Aquí en España, la ciudadanía le dijo ayer de manera fuerte y clara a la monarquía que la crisis sanitaria no será una excusa, no servirá como borrón y cuenta nueva frente a las ignominias y engaños del monarca del «¡¿Por qué no te callas?!».
Pero eso no significa que permitiremos que los nacionalismos excluyentes que promueven las élites locales, como aquí en Catalunya, roben a sus ciudadanos el derecho al reconocimiento de su propia diferencia y al trato igualitario, pretendiendo imponer en nombre de una ideología conservadora una ingeniería social de normalización.
Como señala el filósofo Slavoj Zizek, al comienzo de la crisis, el COVID-19 se interpretó exclusivamente como un acontecimiento que estaba poniendo contra las cuerdas al gobierno chino y anunciaba, más temprano o más tarde, un cambio de régimen. Sin embargo, las cosas parecen estar tomando otra dimensión. A esta altura, el virus se está convirtiendo en algo mucho más profundo, una amenaza al sistema capitalista global, un síntoma de que no podemos seguir el camino en el que estamos, que necesitamos un cambio radical.
Efectivamente, el mundo está patas arriba, y nosotros tenemos que ser implacables con nuestras demandas. Lo mínimo en España es lograr de inmediato una renta básica. Pero no debemos conformarnos con ello: necesitamos más libertad, más igualdad, y más solidaridad en todas las esferas, locales, regionales, estatales y globales.

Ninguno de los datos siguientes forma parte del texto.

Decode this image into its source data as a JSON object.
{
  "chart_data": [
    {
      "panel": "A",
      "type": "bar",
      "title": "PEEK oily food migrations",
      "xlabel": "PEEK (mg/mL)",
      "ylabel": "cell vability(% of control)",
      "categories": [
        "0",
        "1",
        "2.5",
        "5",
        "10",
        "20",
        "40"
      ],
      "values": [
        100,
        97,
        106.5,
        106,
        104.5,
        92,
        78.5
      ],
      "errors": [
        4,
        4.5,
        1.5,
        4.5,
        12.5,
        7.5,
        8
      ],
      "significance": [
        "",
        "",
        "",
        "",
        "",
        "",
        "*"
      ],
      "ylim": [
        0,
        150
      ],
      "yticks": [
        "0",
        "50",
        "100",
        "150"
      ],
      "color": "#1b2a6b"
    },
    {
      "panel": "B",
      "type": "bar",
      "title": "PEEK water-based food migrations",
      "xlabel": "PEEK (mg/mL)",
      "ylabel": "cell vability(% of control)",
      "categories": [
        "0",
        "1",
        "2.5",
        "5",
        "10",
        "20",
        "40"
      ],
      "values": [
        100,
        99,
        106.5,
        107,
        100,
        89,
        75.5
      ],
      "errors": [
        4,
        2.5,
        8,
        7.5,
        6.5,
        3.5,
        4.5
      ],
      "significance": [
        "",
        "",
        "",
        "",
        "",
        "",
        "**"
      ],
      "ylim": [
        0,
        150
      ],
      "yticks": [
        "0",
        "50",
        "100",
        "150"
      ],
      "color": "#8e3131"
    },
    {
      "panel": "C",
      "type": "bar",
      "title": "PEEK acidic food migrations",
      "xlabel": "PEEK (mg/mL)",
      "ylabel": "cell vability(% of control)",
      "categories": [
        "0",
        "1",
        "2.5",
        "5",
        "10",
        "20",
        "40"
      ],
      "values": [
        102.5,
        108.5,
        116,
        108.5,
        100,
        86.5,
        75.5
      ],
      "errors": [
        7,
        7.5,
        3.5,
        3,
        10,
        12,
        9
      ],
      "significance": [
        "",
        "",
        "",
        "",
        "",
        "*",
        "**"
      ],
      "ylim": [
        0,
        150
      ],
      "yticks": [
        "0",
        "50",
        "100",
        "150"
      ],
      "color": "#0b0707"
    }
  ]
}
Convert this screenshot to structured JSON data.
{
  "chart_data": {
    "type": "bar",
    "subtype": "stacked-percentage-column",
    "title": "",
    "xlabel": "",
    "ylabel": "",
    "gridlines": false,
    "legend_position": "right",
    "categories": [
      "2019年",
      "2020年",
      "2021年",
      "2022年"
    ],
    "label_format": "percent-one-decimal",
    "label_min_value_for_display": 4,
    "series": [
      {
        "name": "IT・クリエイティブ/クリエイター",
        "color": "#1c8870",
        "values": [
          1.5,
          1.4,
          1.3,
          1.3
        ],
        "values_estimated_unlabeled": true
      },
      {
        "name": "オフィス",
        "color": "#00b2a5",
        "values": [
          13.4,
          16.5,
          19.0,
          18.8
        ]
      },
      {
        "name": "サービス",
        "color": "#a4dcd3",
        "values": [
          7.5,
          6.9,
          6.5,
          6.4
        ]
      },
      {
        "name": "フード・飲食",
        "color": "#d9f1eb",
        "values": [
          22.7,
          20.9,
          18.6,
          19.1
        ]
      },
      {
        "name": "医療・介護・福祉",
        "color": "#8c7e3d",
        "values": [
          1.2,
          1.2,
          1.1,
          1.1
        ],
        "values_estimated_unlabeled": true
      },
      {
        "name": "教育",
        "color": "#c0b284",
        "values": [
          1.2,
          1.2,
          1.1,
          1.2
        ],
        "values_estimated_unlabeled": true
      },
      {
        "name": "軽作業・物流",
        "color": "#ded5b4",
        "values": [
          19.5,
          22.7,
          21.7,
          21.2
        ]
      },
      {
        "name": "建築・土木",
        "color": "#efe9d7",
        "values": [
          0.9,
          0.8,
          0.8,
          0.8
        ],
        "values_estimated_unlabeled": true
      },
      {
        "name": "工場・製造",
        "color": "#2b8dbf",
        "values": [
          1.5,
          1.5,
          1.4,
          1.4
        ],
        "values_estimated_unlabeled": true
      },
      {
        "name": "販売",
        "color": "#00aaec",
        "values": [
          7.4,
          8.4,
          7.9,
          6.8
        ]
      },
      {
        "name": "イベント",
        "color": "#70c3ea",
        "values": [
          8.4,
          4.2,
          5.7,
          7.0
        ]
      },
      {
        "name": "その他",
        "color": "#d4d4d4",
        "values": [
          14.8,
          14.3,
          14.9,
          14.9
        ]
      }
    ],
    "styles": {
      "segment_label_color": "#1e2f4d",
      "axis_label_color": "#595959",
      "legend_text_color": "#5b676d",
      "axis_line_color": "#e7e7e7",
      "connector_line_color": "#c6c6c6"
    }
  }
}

En España, se equivocan quienes interpretan el malestar terminal contra la monarquía como un signo del triunfo de su lucha por el reconocimiento de sus privilegios. Nuestra batalla tiene dos frentes: contra el capitalismo salvaje, y contra las falsas promesas que encarnan los nacionalismos excluyentes de variados colores.
Como señala Naomi Klein, momentos de shock como el que estamos viviendo son tremendamente volátiles y peligrosos. La retórica del COVID-19 esta al servicio de numerosas, solapadas y contradictorias agendas. Debemos estar atentos y estar convencidos de nuestros principios ético-políticos para que estos nos guíen en la oscuridad de la reconstrucción que nos proponen. Es cierto que no podemos volver al pasado, pero también es cierto que el futuro es hoy.